How often do we hear this as an excuse for the vitriol thrown at others, most commonly from behind the anonymous safety blanket of the internet? Julia Croft and Nisha Madhan’s Power Ballad is a commanding study of language and how it’s used to attack, belittle or define.
This live art piece swings between physical performance – a microphone writhing over Croft’s bare torso, or swinging phallically between her legs – and a delve into what we think of as theatre, intersectional feminism, and patriarchy.

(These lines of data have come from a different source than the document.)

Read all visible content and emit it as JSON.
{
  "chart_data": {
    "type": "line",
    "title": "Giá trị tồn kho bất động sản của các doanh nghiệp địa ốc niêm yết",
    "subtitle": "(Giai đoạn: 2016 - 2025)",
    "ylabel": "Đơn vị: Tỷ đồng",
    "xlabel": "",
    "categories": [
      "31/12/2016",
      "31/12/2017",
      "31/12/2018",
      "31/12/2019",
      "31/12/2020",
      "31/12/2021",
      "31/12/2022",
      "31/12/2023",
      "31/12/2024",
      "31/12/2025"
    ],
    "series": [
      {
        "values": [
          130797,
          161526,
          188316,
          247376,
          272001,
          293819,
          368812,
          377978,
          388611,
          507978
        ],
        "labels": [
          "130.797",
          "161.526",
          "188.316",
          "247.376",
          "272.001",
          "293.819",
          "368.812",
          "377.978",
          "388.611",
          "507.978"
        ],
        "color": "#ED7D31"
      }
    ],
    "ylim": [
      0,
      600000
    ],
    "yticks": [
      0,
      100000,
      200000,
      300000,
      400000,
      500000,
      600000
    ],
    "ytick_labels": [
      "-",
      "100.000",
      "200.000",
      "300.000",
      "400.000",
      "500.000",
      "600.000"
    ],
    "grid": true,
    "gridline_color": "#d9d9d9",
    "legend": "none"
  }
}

This performance has few bells and whistles in its staging, and it doesn’t need them. Croft stands alone with her microphone and her voice-changer, allowing her to flip her vocal tone into a booming baritone or a screeching soprano. At times, the rage or incredulity at the words leveled towards women are enhanced by the artificial vocal tones.
Yet while it would be so easy for this 50-minute performance to be weighed down with the severity of the topic, Croft and Madhan manage to deliver the punchiness of the message through moments of real humour. Shouts of “theatre” and “patriarchy” are interspersed with karaoke: microphone turned to the audience, lyrics emblazoned on the wall as we are encouraged to sing along, but also to examine the labels so often given to women.
We sing along with Annie Lennox’s No More I Love You’s and the lyrics feel like a glimmer of hope that things might just be progressing: “Changes are shifting outside the words”.